Der Karfunkelstein des Nörggleins
Oberhalb Leifers an der Poststraße nach Italien, am linken Etschufer, führt ein Bergweg ins Brantental, aus dem der Brantenbach sein wildes Wasser ergießt. Gleich beim Eingang in dieses Tal am rechten Ufer des Baches erblickt man noch die zahlreichen Trümmer der ehemaligen Burg Lichtenstein.
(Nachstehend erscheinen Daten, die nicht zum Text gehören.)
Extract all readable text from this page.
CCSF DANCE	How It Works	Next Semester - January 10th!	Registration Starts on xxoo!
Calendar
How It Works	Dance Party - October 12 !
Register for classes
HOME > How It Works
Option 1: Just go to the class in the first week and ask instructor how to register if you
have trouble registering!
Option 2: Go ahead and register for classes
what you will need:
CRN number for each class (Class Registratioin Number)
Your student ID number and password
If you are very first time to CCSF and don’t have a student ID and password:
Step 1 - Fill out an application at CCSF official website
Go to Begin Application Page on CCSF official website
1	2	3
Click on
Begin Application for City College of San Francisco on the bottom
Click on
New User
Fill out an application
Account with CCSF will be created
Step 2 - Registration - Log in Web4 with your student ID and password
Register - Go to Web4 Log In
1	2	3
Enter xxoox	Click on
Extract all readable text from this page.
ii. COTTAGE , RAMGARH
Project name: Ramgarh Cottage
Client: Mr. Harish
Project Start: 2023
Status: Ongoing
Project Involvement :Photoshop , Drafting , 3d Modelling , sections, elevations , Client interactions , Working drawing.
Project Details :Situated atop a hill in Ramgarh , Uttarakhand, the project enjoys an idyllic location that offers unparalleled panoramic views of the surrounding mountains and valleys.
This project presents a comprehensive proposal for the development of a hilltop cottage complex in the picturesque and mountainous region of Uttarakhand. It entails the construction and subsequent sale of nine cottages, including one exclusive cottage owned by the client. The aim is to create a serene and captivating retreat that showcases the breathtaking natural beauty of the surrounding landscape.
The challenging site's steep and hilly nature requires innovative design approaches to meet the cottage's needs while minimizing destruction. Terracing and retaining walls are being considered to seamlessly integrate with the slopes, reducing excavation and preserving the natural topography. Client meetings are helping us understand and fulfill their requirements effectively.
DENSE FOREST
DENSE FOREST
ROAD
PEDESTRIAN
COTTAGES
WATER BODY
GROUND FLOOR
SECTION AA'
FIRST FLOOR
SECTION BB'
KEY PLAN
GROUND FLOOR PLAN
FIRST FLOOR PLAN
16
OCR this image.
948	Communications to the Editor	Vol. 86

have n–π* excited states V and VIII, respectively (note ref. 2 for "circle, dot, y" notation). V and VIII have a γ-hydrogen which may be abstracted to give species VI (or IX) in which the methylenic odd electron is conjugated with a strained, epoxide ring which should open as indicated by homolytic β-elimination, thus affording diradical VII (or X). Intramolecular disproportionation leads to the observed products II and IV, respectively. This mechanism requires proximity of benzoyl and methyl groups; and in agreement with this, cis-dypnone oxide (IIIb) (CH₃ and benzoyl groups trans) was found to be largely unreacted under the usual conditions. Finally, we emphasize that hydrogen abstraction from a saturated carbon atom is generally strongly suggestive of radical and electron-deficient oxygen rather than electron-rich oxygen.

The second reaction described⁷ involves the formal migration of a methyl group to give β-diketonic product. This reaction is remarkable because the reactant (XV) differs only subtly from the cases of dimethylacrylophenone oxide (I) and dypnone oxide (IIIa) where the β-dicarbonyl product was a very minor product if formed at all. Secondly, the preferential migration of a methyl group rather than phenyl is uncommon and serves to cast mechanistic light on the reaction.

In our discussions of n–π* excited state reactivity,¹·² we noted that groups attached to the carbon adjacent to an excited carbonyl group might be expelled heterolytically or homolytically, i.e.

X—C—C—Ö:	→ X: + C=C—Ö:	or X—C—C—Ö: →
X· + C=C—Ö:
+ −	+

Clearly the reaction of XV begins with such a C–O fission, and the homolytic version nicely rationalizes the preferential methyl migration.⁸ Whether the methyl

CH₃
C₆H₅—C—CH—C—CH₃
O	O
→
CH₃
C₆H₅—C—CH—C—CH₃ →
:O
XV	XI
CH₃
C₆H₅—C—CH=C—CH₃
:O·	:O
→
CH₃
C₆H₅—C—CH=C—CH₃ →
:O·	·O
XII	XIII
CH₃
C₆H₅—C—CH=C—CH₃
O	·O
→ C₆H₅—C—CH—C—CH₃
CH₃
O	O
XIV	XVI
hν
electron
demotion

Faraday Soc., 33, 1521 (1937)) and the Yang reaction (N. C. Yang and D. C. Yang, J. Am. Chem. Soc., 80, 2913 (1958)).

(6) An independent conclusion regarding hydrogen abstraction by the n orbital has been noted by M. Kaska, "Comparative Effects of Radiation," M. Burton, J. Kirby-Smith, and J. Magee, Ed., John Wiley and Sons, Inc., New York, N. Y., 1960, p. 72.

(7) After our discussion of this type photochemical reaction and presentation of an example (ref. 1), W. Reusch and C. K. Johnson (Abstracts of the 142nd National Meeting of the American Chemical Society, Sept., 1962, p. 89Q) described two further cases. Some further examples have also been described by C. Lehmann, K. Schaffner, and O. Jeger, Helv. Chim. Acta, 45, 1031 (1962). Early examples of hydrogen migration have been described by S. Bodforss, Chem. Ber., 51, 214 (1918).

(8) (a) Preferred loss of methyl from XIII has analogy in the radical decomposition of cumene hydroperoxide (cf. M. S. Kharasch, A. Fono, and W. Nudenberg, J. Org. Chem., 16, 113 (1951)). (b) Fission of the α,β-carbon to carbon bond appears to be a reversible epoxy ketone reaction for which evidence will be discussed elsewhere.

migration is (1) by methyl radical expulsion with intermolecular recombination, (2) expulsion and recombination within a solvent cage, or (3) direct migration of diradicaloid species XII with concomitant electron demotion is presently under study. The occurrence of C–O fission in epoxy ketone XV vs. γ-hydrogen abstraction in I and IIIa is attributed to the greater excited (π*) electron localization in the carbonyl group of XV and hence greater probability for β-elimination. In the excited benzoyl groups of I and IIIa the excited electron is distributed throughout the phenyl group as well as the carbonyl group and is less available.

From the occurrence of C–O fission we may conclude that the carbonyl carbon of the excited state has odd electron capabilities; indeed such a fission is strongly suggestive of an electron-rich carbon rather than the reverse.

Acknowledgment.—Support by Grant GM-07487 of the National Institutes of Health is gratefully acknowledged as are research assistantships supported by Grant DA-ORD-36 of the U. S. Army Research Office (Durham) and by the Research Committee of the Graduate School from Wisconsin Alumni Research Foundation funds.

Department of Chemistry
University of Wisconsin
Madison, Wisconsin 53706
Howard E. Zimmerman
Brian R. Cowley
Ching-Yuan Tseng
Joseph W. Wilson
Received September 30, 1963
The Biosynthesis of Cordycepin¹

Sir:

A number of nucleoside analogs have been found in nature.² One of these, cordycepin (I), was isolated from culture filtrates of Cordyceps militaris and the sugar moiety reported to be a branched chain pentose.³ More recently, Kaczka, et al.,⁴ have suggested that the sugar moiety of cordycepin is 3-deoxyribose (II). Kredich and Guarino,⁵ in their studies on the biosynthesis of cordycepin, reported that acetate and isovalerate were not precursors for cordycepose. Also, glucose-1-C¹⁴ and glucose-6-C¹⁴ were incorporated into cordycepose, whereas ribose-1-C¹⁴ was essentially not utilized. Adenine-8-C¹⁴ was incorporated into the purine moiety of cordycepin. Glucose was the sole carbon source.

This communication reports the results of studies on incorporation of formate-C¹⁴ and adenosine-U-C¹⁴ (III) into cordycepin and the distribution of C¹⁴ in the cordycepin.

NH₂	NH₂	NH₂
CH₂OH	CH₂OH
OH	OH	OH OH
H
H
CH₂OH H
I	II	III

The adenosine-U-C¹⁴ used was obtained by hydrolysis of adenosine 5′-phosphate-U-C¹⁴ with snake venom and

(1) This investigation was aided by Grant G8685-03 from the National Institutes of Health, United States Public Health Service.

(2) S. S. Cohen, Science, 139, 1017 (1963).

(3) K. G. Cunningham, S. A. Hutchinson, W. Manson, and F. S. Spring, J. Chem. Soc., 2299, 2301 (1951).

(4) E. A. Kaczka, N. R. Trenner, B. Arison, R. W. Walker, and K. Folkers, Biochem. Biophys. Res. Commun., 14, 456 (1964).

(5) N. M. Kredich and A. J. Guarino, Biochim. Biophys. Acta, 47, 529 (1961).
Bevor diese Burg so hieß, ritt einst einer ihrer Besitzer, Peter mit Namen, diesen Weg entlang, als ihm ein winziges Männlein den Pfad vertrat und flehentlich eine Gabe heischte. Mit rauhen Worten wollte der Diener das Männlein von dannen scheuchen, aber der Gebieter, menschenfreundlicher gesinnt als der Diener, wie nicht selten der Fall ist, gebot jenem zu schweigen und vielmehr dem Männlein eine Gabe zu reichen, sei es Geld oder Brot und Wein. Da zog das Männlein aus seiner schmutzigen Tasche seines armseligen Gewandes einen herrlich strahlenden Karfunkel, reichte diesen dem Ritter und sprach: "Habe Dank und nimm diesen lichten Stein, Segen soll er bringen dir und all deinem Geschlechte." Und plötzlich war das Männlein, als wie in den Erdboden hinein versunken, verschwunden. Das Männlein war ein Nörggl gewesen. Der Ritter bewahrte sorgsam den Karfunkel, ließ ihn in Gold fassen und setzte ihn mitten in sein Wappenschild. Herrlich blühte sein Geschlecht empor, gewann reiche Besitzungen zwischen Vorarlberg, Graubünden und St. Gallen, die Herren von Lichtenstein wurden zu Reichsgrafen und endlich in den deutschen Reichsfürstenstand erhoben, und noch bis heute führt das hohe Geschlecht als Herzschild in seinem quadrierten Fürstenwappen von Gold über Rot quergeteilt das Andenken an den lichten Karfunkelstein des dankbaren Nörggleins.
Quelle: Deutsche Alpensagen. Gesammelt und herausgegeben von Johann Nepomuk Ritter von Alpenburg, Wien 1861, Nr. 384.